Note, I still can exploit the fact that the matrix of identity is symmetric which means that only the first iteration has to be done with n-1 sequences, the second sequence needs only be compared with n-2 and so on.
def get_one_to_all_comparison(seqs, threshold=0.8):
pairwise_id = np.equal(seqs[1:], seqs[0].T).mean(1)
return pairwise_id > threshold
def get_nf_numpy_v2(seqs):
seqs = seqs.view(np.uint32).reshape(seqs.shape[0], -1)
n_seqs, seq_len = seqs.shape
is_same_cluster = np.ones([n_seqs, n_seqs],np.bool_)
for i in range(n_seqs-1):
out = get_one_to_all_comparison(seqs[i:])
is_same_cluster[i, i+1:] = out
is_same_cluster[i+1:, i] = out
s = 1.0/is_same_cluster.sum(1)
return s.sum()/(seq_len**0.5)
%%timeit -n 3 -r 3
get_nf_numpy_v2(seqs[:2500])
get_nf_numpy_v2(seqs[:100])
By using numpy, the algorithm's runtime decreases significantly. The gain on 1% of the data is roughly 100 times (might differ depending on the hardware). The improvement will scale with the amount of data that is being processed so on the data set the gain will be even larger.
There is a limit to how much an algorithm can be improved. However, more speed can be gained by simply exploiting the sheer size of infrastructure, i.e. multiple CPUs/machines. Unfortunately, this rarely happens automatically, unless you use libraries that have this ability built-in. Although Numpy has some functionality that runs in parallel, in this case some additional work is required.
In this case, sequence comparison does not need to be performed sequentially, thus can be parallelised.
Some effort were made to make code below work on Windows machines. As a result, we have to create a seperate file for worker code. More information here
import multiprocessing
from worker import *
def get_nf_numpy_mp(seqs, threads=None):
seqs = seqs.view(np.uint32).reshape(seqs.shape[0], -1)
n_seqs, seq_len = seqs.shape
with multiprocessing.Pool(threads, initializer=init, initargs=[seqs]) as pool:
results = pool.map(get_one_to_all_comparison_global, range(n_seqs-1))
is_same_cluster = np.ones([n_seqs, n_seqs],np.bool_)
for out in results:
i = n_seqs - out.shape[0] - 1
is_same_cluster[i, i+1:] = out
is_same_cluster[i+1:, i] = out
meff = 1.0/is_same_cluster.sum(1)
return meff.sum()/(seq_len**0.5)
seqs_ = seqs[:2500]
%%timeit -n 1 -r 1
if __name__ == "__main__":
meff = get_nf_numpy_mp(seqs_)
print(meff)
%%timeit -n 1 -r 1
meff = get_nf_numpy_v2(seqs_)
print(meff)
The benefit of multiprocessing will be determined by hardware.
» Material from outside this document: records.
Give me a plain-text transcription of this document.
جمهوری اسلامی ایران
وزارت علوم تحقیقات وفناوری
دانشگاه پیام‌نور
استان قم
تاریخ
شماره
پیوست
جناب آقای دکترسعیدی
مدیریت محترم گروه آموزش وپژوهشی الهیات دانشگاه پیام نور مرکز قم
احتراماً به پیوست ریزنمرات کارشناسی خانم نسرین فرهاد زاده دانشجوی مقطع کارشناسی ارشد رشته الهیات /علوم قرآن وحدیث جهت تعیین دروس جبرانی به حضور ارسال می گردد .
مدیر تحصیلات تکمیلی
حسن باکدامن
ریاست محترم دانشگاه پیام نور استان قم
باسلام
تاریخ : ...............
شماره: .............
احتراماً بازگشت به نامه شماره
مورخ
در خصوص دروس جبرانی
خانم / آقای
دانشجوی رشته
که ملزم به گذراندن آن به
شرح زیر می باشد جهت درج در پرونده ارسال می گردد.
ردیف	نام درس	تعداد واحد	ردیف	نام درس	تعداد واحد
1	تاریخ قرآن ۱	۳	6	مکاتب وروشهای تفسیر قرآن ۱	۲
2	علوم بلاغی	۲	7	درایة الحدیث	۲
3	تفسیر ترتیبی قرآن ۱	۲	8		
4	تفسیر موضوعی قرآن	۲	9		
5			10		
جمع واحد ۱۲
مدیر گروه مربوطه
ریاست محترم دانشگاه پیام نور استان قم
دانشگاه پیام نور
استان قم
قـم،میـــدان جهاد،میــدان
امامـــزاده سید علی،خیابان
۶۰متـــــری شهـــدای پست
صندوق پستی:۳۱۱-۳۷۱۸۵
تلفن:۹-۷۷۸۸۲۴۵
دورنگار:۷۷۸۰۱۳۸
However, it is important to remember that there is an overhead of distributing the work across CPUs. As a result, if the algorithm takes a couple of seconds, multiprocessing might make it even slower. On the other hand, really big tasks can be speeded up by nearly the factor of number of threads on the machine where overhead becomes negligible.